Bariatric surgery, or weight loss surgery, is a procedure to change the size and position of a patient’s stomach and small intestines. Benefits of this minimally invasive surgery can extend well beyond weight loss for obese patients—including near-immediate resolution of several chronic conditions, a reduced need for medications, improved quality of life and increased longevity, Dr. Pardo said.

“From better mental health to a longer lifespan, bariatric surgery offers several benefits beyond weight loss,” Dr. Pardo said. “But fewer than 20% of patients who qualify for bariatric surgery go through with it—often due to misconceptions about the preparation, procedure, and ongoing maintenance.”

A 2003 study published on JAMA Network examined the years of life lost to obesity, and the researchers found that obesity reduces life expectancy in all adults, and especially in young adults. Other studies have shown that the risk of death from any health cause is 40% lower after bariatric surgery, Dr. Pardo said.

“The sooner we treat patients with obesity, the longer they’ll live,” Dr. Pardo said. “If you are 18 or older and have obesity, get an evaluation for bariatric surgery before other medical conditions develop.”

More than 90% of patients sustain long-term weight loss after their procedure, Dr. Pardo said. Successful bariatric surgery results in a loss of more than 50% of your excess weight, she added.

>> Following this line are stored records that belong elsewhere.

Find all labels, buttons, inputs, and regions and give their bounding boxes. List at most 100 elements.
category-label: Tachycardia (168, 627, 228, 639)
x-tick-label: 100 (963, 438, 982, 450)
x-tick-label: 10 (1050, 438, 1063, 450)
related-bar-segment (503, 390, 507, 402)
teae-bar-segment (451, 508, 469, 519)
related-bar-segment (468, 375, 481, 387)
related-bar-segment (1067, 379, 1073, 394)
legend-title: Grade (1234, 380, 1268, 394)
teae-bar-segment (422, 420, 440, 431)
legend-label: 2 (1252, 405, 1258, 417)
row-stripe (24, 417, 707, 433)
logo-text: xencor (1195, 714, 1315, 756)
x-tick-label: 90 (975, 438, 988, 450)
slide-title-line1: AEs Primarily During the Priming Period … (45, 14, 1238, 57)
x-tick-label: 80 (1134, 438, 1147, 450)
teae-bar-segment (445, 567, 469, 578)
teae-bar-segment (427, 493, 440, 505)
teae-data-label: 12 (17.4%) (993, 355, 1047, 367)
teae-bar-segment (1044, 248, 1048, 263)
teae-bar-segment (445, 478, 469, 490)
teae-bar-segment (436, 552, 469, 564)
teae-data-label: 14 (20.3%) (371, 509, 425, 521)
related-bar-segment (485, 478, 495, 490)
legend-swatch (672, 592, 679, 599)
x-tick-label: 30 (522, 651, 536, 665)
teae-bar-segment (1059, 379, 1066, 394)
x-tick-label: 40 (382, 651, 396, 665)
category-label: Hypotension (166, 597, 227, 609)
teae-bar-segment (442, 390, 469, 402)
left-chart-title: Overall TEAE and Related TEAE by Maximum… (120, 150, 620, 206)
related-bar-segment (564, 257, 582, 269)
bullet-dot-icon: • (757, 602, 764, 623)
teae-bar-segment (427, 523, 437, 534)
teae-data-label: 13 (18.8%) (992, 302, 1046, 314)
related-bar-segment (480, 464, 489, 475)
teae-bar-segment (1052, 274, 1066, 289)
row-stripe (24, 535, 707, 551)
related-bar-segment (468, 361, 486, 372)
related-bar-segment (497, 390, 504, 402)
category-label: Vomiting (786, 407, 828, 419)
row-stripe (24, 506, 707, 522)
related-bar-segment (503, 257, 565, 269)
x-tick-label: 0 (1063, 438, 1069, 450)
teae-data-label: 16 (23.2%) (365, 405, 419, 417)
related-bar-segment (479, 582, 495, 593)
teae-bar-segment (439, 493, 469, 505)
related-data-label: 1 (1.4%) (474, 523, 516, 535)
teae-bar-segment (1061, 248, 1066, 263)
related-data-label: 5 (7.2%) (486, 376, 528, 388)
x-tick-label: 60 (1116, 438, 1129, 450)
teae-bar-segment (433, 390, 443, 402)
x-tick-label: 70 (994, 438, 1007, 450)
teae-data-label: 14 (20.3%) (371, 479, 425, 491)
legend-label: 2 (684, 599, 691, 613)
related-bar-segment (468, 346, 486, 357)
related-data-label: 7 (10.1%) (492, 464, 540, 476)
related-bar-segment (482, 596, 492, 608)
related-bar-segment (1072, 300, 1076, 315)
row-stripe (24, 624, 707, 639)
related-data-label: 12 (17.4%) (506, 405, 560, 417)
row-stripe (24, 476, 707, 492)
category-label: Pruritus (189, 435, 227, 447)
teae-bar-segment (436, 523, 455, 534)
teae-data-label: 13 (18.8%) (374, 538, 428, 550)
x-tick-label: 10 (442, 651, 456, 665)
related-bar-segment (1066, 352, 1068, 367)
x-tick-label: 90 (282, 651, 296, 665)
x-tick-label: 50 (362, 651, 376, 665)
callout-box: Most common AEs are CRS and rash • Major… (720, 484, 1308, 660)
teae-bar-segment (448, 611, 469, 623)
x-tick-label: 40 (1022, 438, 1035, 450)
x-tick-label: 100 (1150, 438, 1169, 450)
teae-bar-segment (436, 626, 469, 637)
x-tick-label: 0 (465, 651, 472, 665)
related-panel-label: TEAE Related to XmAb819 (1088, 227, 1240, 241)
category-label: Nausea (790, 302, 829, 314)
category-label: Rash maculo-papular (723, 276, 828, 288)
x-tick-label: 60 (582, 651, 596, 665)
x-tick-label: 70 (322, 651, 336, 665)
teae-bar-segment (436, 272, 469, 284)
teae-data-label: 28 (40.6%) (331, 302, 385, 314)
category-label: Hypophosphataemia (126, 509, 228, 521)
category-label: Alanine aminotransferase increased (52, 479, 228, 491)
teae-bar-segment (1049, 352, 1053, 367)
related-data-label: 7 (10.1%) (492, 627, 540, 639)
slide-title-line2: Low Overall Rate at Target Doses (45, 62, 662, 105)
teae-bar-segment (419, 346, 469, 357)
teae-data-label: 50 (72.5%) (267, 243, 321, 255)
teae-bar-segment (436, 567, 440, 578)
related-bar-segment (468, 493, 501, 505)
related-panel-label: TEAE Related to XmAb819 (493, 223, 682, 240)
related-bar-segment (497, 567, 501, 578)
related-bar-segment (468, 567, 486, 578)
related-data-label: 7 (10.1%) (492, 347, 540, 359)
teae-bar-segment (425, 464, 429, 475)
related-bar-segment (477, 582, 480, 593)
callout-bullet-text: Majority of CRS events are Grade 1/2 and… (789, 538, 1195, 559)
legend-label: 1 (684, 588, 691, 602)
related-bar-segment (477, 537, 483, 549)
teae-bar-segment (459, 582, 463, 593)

“After surgery, you’ll be exercising more and eating healthier—behaviors we’ll help you develop and improve before surgery. And you’ll have regular follow-up appointments with us so we can help you stay on track,” Dr. Pardo said.

Choosing bariatric surgery could mean fewer health conditions that patients have to live with as well. Type 2 diabetes goes away completely in 85% of patients who undergo bariatric surgery, Dr. Pardo said. Other conditions like sleep apnea, high blood pressure, high cholesterol and fatty liver disease greatly improve or resolve after bariatric surgery, she added.

Additionally, a patient’s mental health can see a drastic improvement after bariatric surgery, Dr. Pardo said. Many people who are obese have depression or anxiety, and research shows that these conditions typically improve after bariatric surgery – especially in those patients with low self-esteem or body image concerns, she added.

Living with obesity can also lead to fatigue, keeping patients from experiencing activities they once enjoyed. After bariatric surgery, many patients can move and breathe better allowing them to participate more in their lives and thus improve their mental health, too, Dr. Pardo said.

“Every patient interested in bariatric surgery at MedStar Health undergoes a mental health evaluation before surgery. While beneficial, having bariatric surgery is a major life change that can trigger more stress and anxiety,” Dr. Pardo said. “By identifying patients who might struggle with the change, we can closely monitor their symptoms and provide support as their mental health improves.”

Many patients report an improved quality of life after bariatric surgery, Dr. Pardo said.

“One of the best parts of my job as a bariatric surgeon is seeing how happy patients are after surgery,” she said. “It feels good to take fewer medications, to play sports you’ve been longing to try, to bike, run, or play with kids and grandkids.”

Bariatric surgery is safe and effective. For those struggling with obesity, the procedure can be life-changing—and lifesaving, Dr. Pardo added.